# Impossible de copier  les photos Iphone vers dossier ou disque dur.



## soda24 (21 Septembre 2020)

Bonjour,
j'ai un Iphone 7 dont je souhaite récupérer les photos. Impossible de les enregistrer sur mon macbookpro pou PC windows. Lorsque je branche mon Iphone je vois les photos dans l'application photo mais lorsque je copie impossible de les coller dans un dossier images par exemple. Et si je choisis exporter. Exporter les photos est grisé et donc non actif. J'ai essayé d'ouvrir les photos sur PC windows mais le copier coller s'arrête après quelques photos avec un échec.
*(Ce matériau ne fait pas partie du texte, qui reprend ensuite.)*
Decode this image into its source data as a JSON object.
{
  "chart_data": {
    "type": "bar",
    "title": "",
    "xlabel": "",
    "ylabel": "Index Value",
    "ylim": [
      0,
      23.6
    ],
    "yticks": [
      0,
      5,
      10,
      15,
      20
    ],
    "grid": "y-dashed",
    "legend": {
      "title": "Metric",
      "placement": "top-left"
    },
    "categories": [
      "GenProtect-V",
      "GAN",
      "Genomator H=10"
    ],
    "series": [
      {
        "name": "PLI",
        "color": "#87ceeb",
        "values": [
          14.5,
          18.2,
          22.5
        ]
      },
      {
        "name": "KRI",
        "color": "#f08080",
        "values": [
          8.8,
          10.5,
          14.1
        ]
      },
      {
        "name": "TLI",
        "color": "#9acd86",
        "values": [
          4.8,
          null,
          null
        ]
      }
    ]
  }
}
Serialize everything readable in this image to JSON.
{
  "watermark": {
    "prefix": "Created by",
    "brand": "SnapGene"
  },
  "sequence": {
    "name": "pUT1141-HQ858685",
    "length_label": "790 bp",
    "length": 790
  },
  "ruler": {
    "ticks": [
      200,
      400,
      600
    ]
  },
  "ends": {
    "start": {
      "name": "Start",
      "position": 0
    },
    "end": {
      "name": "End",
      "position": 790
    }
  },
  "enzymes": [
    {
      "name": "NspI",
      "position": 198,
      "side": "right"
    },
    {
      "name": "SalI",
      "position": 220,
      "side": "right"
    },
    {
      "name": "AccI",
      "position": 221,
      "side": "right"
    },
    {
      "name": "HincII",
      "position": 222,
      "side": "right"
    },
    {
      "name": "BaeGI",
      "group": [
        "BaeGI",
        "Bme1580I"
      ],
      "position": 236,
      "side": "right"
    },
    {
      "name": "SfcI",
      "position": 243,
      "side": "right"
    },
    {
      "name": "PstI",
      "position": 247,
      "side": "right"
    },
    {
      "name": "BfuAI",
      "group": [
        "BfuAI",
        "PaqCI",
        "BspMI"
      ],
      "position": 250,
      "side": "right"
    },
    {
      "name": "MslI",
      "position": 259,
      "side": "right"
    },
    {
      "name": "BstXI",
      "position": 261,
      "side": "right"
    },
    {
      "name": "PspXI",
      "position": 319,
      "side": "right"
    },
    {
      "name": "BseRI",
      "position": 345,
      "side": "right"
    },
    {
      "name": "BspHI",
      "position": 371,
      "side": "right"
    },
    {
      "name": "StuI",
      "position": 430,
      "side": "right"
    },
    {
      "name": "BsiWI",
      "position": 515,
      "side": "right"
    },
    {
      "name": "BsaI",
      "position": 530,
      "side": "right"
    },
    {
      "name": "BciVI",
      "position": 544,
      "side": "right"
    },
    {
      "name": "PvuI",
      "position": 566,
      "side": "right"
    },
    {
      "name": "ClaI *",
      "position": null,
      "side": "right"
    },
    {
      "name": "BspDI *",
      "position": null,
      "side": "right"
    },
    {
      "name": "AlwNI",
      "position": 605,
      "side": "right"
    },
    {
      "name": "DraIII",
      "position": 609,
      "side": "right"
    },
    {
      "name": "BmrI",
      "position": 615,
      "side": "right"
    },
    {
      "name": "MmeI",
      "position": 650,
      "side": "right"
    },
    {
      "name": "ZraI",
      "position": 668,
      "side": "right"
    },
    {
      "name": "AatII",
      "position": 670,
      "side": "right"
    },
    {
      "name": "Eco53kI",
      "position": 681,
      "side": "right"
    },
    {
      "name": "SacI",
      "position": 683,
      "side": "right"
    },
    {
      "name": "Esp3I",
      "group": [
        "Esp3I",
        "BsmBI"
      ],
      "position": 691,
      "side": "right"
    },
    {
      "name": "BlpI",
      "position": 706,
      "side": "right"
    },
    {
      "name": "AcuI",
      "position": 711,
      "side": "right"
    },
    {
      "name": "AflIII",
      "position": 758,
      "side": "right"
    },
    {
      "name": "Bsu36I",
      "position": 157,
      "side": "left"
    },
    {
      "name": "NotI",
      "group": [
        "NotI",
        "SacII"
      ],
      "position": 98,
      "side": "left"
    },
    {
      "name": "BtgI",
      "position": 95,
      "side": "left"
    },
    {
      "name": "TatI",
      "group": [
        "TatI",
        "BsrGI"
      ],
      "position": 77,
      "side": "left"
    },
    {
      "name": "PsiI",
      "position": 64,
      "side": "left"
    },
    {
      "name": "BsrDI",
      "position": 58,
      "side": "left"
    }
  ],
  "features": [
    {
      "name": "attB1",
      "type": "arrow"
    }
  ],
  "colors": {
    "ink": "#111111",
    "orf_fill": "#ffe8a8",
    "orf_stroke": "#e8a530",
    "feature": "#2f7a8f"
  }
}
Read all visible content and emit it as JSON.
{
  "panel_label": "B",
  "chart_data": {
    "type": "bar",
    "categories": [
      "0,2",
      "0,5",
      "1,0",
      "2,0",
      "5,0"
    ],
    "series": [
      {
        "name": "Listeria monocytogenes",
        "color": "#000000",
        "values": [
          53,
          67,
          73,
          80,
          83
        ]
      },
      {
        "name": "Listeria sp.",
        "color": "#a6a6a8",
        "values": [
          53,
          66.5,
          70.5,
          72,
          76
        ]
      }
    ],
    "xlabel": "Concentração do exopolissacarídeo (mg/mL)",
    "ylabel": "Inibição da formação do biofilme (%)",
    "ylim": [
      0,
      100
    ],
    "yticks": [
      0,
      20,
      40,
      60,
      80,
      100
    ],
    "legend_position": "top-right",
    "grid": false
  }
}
Avez vous une solution car l'importation est impossible dans l'application photos qui n'a pas assez d'espace Airdrop ne voit pas l'Iphone. Y a t-il une appli en ligne qui permette de faire ceci ? Une autre solution sera la bienvenue. En vous remerciant par avance.


----------



## Sly54 (21 Septembre 2020)

Bonjour,



soda24 a dit:


> car l'importation est impossible dans l'application photos qui n'a pas assez d'espace


Es tu en train d'écrire que tu n'as pas assez de place sur ton disque pour y copier les photos ?


----------